C-51 exempts “lawful advocacy, protest, dissent and artistic expression” from being considered as threat to the security of Canada, but as a Globe & Mail editorial (Feb. 1) stated, “…how well do governments define those things in times of ‘great evil’?” 
The bill also lowers the threshold for “preventive arrests;” makes it easier to place people on no-fly lists; gives authorities the power to hold suspected “terrorists” without charge for seven days (instead of three); allows a judge to impose up to a year of house arrest on someone who has not been charged or convicted of any crime; and it allows CSIS agents to “disrupt” threats to Canadian security – a blatant extension of CSIS powers beyond intelligence-gathering and into policing.
Bill C-51 also allows people to be detained if they “may” have terrorist plans. As the BCCLA’s policy director Michael Vonn warned in a news release, “Criminalizing people’s words and thoughts is misguided and won’t make Canadians any safer.” Vonn and others have said the bill is likely unconstitutional.

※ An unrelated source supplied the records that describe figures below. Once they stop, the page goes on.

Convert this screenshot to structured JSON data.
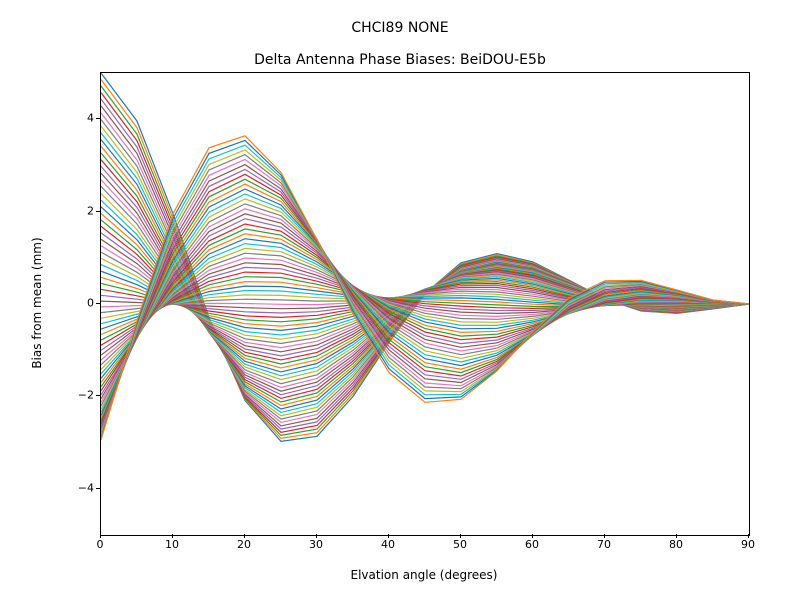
{
  "suptitle": "CHCI89            NONE",
  "chart": {
    "type": "line",
    "title": "Delta Antenna Phase Biases: BeiDOU-E5b",
    "xlabel": "Elvation angle (degrees)",
    "ylabel": "Bias from mean (mm)",
    "xlim": [
      0,
      90
    ],
    "ylim": [
      -5,
      5
    ],
    "xticks": [
      0,
      10,
      20,
      30,
      40,
      50,
      60,
      70,
      80,
      90
    ],
    "yticks": [
      -4,
      -2,
      0,
      2,
      4
    ],
    "background_color": "#ffffff",
    "axis_color": "#000000",
    "title_fontsize": 14,
    "label_fontsize": 12,
    "tick_fontsize": 11,
    "line_width": 1.2,
    "x_values": [
      0,
      5,
      10,
      15,
      20,
      25,
      30,
      35,
      40,
      45,
      50,
      55,
      60,
      65,
      70,
      75,
      80,
      85,
      90
    ],
    "colors": [
      "#1f77b4",
      "#ff7f0e",
      "#2ca02c",
      "#d62728",
      "#9467bd",
      "#8c564b",
      "#e377c2",
      "#7f7f7f",
      "#bcbd22",
      "#17becf",
      "#1f77b4",
      "#ff7f0e",
      "#2ca02c",
      "#d62728",
      "#9467bd",
      "#8c564b",
      "#e377c2",
      "#7f7f7f",
      "#bcbd22",
      "#17becf",
      "#1f77b4",
      "#ff7f0e",
      "#2ca02c",
      "#d62728",
      "#9467bd",
      "#8c564b",
      "#e377c2",
      "#7f7f7f",
      "#bcbd22",
      "#17becf",
      "#1f77b4",
      "#ff7f0e",
      "#2ca02c",
      "#d62728",
      "#9467bd",
      "#8c564b",
      "#e377c2",
      "#7f7f7f",
      "#bcbd22",
      "#17becf",
      "#1f77b4",
      "#ff7f0e",
      "#2ca02c",
      "#d62728",
      "#9467bd",
      "#8c564b",
      "#e377c2",
      "#7f7f7f",
      "#bcbd22",
      "#17becf",
      "#1f77b4",
      "#ff7f0e",
      "#2ca02c",
      "#d62728",
      "#9467bd",
      "#8c564b",
      "#e377c2",
      "#7f7f7f",
      "#bcbd22",
      "#17becf",
      "#1f77b4",
      "#ff7f0e",
      "#2ca02c",
      "#d62728",
      "#9467bd",
      "#8c564b",
      "#e377c2",
      "#7f7f7f",
      "#bcbd22",
      "#17becf",
      "#1f77b4",
      "#ff7f0e"
    ],
    "series_params": [
      {
        "a": 5.0,
        "p": 0.0
      },
      {
        "a": 4.86,
        "p": 0.088
      },
      {
        "a": 4.72,
        "p": 0.177
      },
      {
        "a": 4.58,
        "p": 0.265
      },
      {
        "a": 4.44,
        "p": 0.354
      },
      {
        "a": 4.3,
        "p": 0.442
      },
      {
        "a": 4.15,
        "p": 0.531
      },
      {
        "a": 4.01,
        "p": 0.619
      },
      {
        "a": 3.87,
        "p": 0.708
      },
      {
        "a": 3.73,
        "p": 0.796
      },
      {
        "a": 3.59,
        "p": 0.885
      },
      {
        "a": 3.45,
        "p": 0.973
      },
      {
        "a": 3.31,
        "p": 1.062
      },
      {
        "a": 3.17,
        "p": 1.15
      },
      {
        "a": 3.03,
        "p": 1.239
      },
      {
        "a": 2.89,
        "p": 1.327
      },
      {
        "a": 2.75,
        "p": 1.416
      },
      {
        "a": 2.61,
        "p": 1.504
      },
      {
        "a": 2.46,
        "p": 1.593
      },
      {
        "a": 2.32,
        "p": 1.681
      },
      {
        "a": 2.18,
        "p": 1.77
      },
      {
        "a": 2.04,
        "p": 1.858
      },
      {
        "a": 1.9,
        "p": 1.947
      },
      {
        "a": 1.76,
        "p": 2.035
      },
      {
        "a": 1.62,
        "p": 2.124
      },
      {
        "a": 1.48,
        "p": 2.212
      },
      {
        "a": 1.34,
        "p": 2.301
      },
      {
        "a": 1.2,
        "p": 2.389
      },
      {
        "a": 1.06,
        "p": 2.478
      },
      {
        "a": 0.92,
        "p": 2.566
      },
      {
        "a": 0.77,
        "p": 2.655
      },
      {
        "a": 0.63,
        "p": 2.743
      },
      {
        "a": 0.49,
        "p": 2.832
      },
      {
        "a": 0.35,
        "p": 2.92
      },
      {
        "a": 0.21,
        "p": 3.009
      },
      {
        "a": 0.07,
        "p": 3.097
      },
      {
        "a": -0.07,
        "p": 3.186
      },
      {
        "a": -0.21,
        "p": 3.274
      },
      {
        "a": -0.35,
        "p": 3.363
      },
      {
        "a": -0.49,
        "p": 3.451
      },
      {
        "a": -0.63,
        "p": 3.54
      },
      {
        "a": -0.77,
        "p": 3.628
      },
      {
        "a": -0.92,
        "p": 3.717
      },
      {
        "a": -1.06,
        "p": 3.805
      },
      {
        "a": -1.2,
        "p": 3.894
      },
      {
        "a": -1.34,
        "p": 3.982
      },
      {
        "a": -1.48,
        "p": 4.071
      },
      {
        "a": -1.62,
        "p": 4.159
      },
      {
        "a": -1.76,
        "p": 4.248
      },
      {
        "a": -1.9,
        "p": 4.336
      },
      {
        "a": -2.04,
        "p": 4.425
      },
      {
        "a": -2.18,
        "p": 4.513
      },
      {
        "a": -2.32,
        "p": 4.602
      },
      {
        "a": -2.46,
        "p": 4.69
      },
      {
        "a": -2.61,
        "p": 4.779
      },
      {
        "a": -2.75,
        "p": 4.867
      },
      {
        "a": -2.89,
        "p": 4.956
      },
      {
        "a": -3.03,
        "p": 5.044
      },
      {
        "a": -3.17,
        "p": 5.133
      },
      {
        "a": -3.31,
        "p": 5.221
      },
      {
        "a": -3.45,
        "p": 5.31
      },
      {
        "a": -3.59,
        "p": 5.398
      },
      {
        "a": -3.73,
        "p": 5.487
      },
      {
        "a": -3.87,
        "p": 5.575
      },
      {
        "a": -4.01,
        "p": 5.664
      },
      {
        "a": -4.15,
        "p": 5.752
      },
      {
        "a": -4.3,
        "p": 5.841
      },
      {
        "a": -4.44,
        "p": 5.929
      },
      {
        "a": -4.58,
        "p": 6.018
      },
      {
        "a": -4.72,
        "p": 6.106
      },
      {
        "a": -4.86,
        "p": 6.195
      },
      {
        "a": -5.0,
        "p": 6.283
      }
    ]
  }
}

In Parliament on Feb. 2, Green Party leader Elizabeth May asked Public Safety Minister Steven Blaney if the new anti-terrorism Bill C-51 “will apply to nonviolent civil disobedience, such as that against pipelines?” Blaney did not directly answer the question, saying only that terrorism “is a criminal act and those who goes [sic] against the Criminal Code will meet the full force of the law.” May told MPs they “must not allow the Conservatives to turn CSIS into a secret police force.” She has written that Bill C-51 is not about terrorism, it’s “about creating a secret police. It’s the death of freedom.”
Current Hearings
On March 10, the federal Public Safety Committee began hearings on Bill C-51, with dozens of witnesses scheduled to give expert testimony on the bill during nine meetings in March. The Harper government is hoping to pass the legislation before summer.
The B.C. Civil Liberties Association has just released (March 11) its “Six Things Protesters Need to Know about Bill C-51” – a useful warning for people across Canada. Their analysis notes: “When you think of being secure, you likely think of being safe from physical danger. But Bill C-51 defines security as not only safeguarding public safety, but also preventing interference with various aspects of public life or ‘the economic or financial stability of Canada.’ With this definition, a separatist demonstration in Quebec that fails to get a proper permit, a peaceful logging blockade by First Nations, or environmentalists obstructing a pipeline route could all be seen as threats to national security.” Whether or not a group is deemed a national security threat “may hinge on whether their cause is politically popular or in line with the views of the government.”
Regarding freedom of expression, the BCCLA states: “It’s unclear even to experts exactly what kinds of speech and protest activity may be considered threats to national security if the bill passes; the average Canada has little hope of feeling confident that their legitimate political activity hasn’t inadvertently crossed the line. Bill C-51’s expansive language means many Canadians will likely choose not express themselves – even in completely legal ways – rather than risk prosecution. Legitimate speech will be chilled, and our democracy will be worse off for it.”
Regarding “preventative arrests and detention,” the BCCLA notes, “Innocent people could be arrested and detained on mere suspicion of future dangerousness.”
Now we know why the Harper government has been building all those new prisons.